Вельможа-оригинал граф Литта. – Страсть его к мороженому. – Жертва предсказания гадальщицы или вечно спящий барин
   В тридцатых годах на улицах Петербурга можно было встретить колоссальную фигуру величественной осанки, члена Государственного Совета графа Юлия Помпеевича Литта, известного главного деятеля в доставлении мальтийскому ордену покровительства императора Павла I. Граф Литта в высшем петербургском обществе являлся истинно блестящим обломком екатерининского двора. Современник его говорит: «Мы так привыкли видеть графа Литту в каждом салоне, любоваться его вежливым и вместе барским обхождением, слышать его громовой голос, смотреть на шахматную его игру, за которою он проводил целые вечера, любоваться его бодрою и свежею старостью, что невозможно было не вспоминать о нем каждую минуту, особенно тогда, когда его не стало». Гр. Литта принадлежал к древнему миланскому роду, он с юности посвятил себя морской службе, в 1789 г. он переехал в Россию и отличился в войне с Швецией, под предводительством принца Нассауского, где заслужил орден св. Георгия 3-й степени и шпагу за храбрость. При императоре Павле он был вице-адмирал, кавалер ордена св. Александра Невского и граф Российской империи, в 1799 г. – наместником великого магистра Мальтийского ордена.

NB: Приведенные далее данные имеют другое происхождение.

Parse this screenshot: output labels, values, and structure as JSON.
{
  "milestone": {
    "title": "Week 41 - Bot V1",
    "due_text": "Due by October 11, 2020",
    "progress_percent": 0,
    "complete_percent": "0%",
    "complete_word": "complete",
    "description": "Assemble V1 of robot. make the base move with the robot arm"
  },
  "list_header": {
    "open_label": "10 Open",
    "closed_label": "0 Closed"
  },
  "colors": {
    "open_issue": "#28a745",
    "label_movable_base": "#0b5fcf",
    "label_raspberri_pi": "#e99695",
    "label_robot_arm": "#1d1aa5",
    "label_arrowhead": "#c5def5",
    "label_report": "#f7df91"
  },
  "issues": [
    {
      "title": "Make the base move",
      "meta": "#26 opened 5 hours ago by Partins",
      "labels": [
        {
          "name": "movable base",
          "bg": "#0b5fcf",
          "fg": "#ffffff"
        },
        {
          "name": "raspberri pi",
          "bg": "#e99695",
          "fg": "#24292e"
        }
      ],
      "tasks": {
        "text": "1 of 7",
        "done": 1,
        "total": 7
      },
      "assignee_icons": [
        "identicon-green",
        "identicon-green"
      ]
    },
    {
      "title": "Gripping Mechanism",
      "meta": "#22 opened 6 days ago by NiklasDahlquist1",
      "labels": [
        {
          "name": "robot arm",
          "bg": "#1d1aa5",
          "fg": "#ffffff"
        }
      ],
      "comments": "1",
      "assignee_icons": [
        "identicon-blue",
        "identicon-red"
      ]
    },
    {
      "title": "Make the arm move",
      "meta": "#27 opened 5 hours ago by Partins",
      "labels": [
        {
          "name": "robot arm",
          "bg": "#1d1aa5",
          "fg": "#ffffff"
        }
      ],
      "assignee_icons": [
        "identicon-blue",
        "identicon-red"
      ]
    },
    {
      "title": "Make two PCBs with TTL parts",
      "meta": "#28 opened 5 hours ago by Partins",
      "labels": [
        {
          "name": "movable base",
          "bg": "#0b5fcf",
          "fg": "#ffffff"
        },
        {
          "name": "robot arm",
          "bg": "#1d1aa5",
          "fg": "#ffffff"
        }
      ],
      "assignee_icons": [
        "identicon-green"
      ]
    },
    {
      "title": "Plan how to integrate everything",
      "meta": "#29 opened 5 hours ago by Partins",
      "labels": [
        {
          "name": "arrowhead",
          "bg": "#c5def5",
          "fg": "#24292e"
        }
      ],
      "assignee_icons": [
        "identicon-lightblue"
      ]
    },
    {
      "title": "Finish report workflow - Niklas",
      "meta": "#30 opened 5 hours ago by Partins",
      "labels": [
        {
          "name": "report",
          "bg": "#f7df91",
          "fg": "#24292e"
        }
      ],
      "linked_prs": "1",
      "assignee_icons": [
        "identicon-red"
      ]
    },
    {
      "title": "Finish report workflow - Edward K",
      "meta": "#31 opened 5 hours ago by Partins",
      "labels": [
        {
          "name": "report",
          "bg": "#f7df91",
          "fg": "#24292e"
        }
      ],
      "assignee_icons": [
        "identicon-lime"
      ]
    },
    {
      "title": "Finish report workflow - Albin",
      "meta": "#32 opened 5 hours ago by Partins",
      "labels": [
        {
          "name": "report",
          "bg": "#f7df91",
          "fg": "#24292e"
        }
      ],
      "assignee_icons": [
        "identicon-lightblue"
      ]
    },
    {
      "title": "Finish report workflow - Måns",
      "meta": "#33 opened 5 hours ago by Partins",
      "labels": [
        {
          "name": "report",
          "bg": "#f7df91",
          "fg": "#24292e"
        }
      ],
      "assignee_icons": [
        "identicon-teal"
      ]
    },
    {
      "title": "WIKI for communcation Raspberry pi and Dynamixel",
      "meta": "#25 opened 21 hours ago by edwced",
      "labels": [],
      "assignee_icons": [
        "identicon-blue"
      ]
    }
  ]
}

   Граф Литта отличался несколькими эксцентрическими особенностями: во-первых, голос его громкий и сильный, звучный, густой, бархатный бас слышался везде и покрывал собою все другие не только голоса, но иногда и звуки оркестра. Так, на гуляньях ли, в театрах, в первом ряду кресел у самой рампы оркестра, на постоянной прогулке по Невскому или Английской набережной, – везде всегда необыкновенно громко звучал его голос. Голос графа в обществе получил наименование «трубы архангела при втором пришествии». Во-вторых, граф, не будучи вовсе большим гастрономом, страстно любил мороженое и поглощал его страшными массами, как у себя дома, так везде, где только бывал. Так, во время каждого антракта в театре ему приносили порцию за порцией мороженого, и он быстро его уничтожал.
   Граф считался баснословным потребителем мороженого – известные в то время кондитеры: Мецапелли, Салватор, Резанов и Федюшин почитали графа своим благодетелем. Граф Литта жил совершенно в одиночестве в своем доме на Большой Миллионной, близ арки, в доме, теперь принадлежащем Министерству Финансов. Окна большого барского дома Литты никогда не были освещены и являли собой какой-то унылый и грустный вид.
   Вдруг, в одну ночь, когда медики объявили графу, что ему остается жить не долее нескольких часов, к удивлению всех соседей, мрачный дом озарился огнями сверху донизу, загорелись и яркие плошки у подъезда графа. У римских католиков обряд приобщения святых тайн совершается с некоторою торжественностью, граф и приказал засветить все люстры, канделябры и подсвечники в комнатах, через которые должен был проходить священник со святыми дарами. Умирающий в памяти и совершенно спокойно приказал подать себе в спальню изготовленную серебряную форму мороженого в десять порций и сказал: «Еще вопрос, можно ли мне будет там в горних лакомиться мороженым!» Покончив с мороженым, граф закрыл глаза и перекрестился, произнеся уже шепотом: «Салватор отличился на славу в последний раз» – и перешел в лучший из миров, где он не знал, найдет ли мороженое. Все огни погорели вместе с жизнью графа, и осталась догорать только одна небольшая спальная лампада, в головах усопшего, освещавшая распятие.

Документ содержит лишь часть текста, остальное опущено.